A U.S. wildlife support group working with the Mozambican government has become arguably the first in Africa to successfully clamp down on elephant poaching, while other southern African countries are struggling to cope with culling and hunting of wild animals.

The New York-based Wildlife Conservation Society (WCS) has announced that not a single elephant has been poached in the last year in Mozambique’s Niassa Reserve.

Only eight years ago, 11,000 elephants roamed the massive park – at 16,000 square miles it’s larger than Switzerland.

But organized gangs of poachers cut down close to 7,500 elephants in the park, until WCS stepped in.

Working with Mozambique, an elite and armed rapid deployment force has been deployed.

“It is critical to have constant monitoring and rapid response from the air,” Joe Walston, Senior Vice-President for Global Programmes for WCS told Fox News. WCS have provided an aircraft and two helicopters to assist ground forces.

Helping keep the poachers at bay is the tough reputation of those protecting the elephants, and the introduction of stiff sentences - being caught with a firearm in the park can lead to a jail term of up to 16 years.

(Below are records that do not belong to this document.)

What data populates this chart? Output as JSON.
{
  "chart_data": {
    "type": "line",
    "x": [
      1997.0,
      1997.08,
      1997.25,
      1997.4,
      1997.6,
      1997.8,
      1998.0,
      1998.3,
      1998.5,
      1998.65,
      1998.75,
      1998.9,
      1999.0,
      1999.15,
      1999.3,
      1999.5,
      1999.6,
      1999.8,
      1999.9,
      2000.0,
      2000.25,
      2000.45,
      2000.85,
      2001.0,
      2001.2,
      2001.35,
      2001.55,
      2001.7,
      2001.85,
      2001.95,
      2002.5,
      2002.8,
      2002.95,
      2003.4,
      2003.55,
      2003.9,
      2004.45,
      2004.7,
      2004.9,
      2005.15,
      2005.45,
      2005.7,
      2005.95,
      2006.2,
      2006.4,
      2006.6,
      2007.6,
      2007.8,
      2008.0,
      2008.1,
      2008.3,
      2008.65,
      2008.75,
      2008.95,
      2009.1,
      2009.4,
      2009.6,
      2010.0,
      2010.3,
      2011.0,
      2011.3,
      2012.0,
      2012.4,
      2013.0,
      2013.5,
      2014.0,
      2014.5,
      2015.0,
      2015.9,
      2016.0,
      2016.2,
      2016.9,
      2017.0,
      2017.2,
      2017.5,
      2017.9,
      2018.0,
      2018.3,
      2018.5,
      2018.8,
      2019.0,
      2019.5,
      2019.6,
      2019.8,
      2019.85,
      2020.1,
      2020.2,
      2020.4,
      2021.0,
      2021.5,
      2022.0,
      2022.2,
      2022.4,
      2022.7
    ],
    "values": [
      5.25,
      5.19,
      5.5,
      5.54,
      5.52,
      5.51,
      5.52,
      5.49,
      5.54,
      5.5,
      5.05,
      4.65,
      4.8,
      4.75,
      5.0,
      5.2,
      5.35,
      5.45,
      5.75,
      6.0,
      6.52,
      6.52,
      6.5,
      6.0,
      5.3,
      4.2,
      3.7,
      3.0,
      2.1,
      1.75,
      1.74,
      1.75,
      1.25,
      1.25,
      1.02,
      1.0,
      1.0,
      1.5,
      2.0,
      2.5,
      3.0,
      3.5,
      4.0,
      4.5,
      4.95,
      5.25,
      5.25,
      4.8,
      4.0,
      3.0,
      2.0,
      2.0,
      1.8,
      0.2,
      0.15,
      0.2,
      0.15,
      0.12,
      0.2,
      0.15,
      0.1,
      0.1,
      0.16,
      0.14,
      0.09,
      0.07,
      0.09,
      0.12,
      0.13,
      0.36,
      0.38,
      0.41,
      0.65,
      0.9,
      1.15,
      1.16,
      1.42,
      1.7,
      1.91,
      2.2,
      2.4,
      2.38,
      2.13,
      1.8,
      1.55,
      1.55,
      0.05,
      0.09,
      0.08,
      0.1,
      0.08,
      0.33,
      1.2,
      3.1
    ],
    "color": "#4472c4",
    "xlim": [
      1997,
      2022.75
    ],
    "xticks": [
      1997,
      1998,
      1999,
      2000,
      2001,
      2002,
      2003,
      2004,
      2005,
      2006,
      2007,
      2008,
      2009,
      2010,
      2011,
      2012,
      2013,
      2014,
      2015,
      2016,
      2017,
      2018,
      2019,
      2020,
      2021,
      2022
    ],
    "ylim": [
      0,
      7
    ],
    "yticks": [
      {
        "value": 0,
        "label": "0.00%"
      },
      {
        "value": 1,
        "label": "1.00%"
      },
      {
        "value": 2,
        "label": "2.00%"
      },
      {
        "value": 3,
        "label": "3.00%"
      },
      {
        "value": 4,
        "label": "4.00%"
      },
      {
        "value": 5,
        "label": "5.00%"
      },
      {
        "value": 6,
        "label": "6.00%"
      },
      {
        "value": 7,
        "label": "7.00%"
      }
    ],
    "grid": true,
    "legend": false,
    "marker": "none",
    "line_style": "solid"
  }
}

The work by WCS and Mozambique is bucking the trend elsewhere in Africa, where the population of elephants across the continent has dropped by a fifth in the past decade. The International Union for Conservation of Nature reports that more than 110,000 of the animals have been slaughtered, mostly for their ivory tusks.

That’s why it’s extremely significant that Walston anticipates taking Niassa’s elephant numbers in the opposite direction: “Now is the time we will hopefully see the recovery of the elephant in Niassa, we are looking forward to repopulating here”.

Already the park’s elephant population has increased by approximately 250 in the past two years.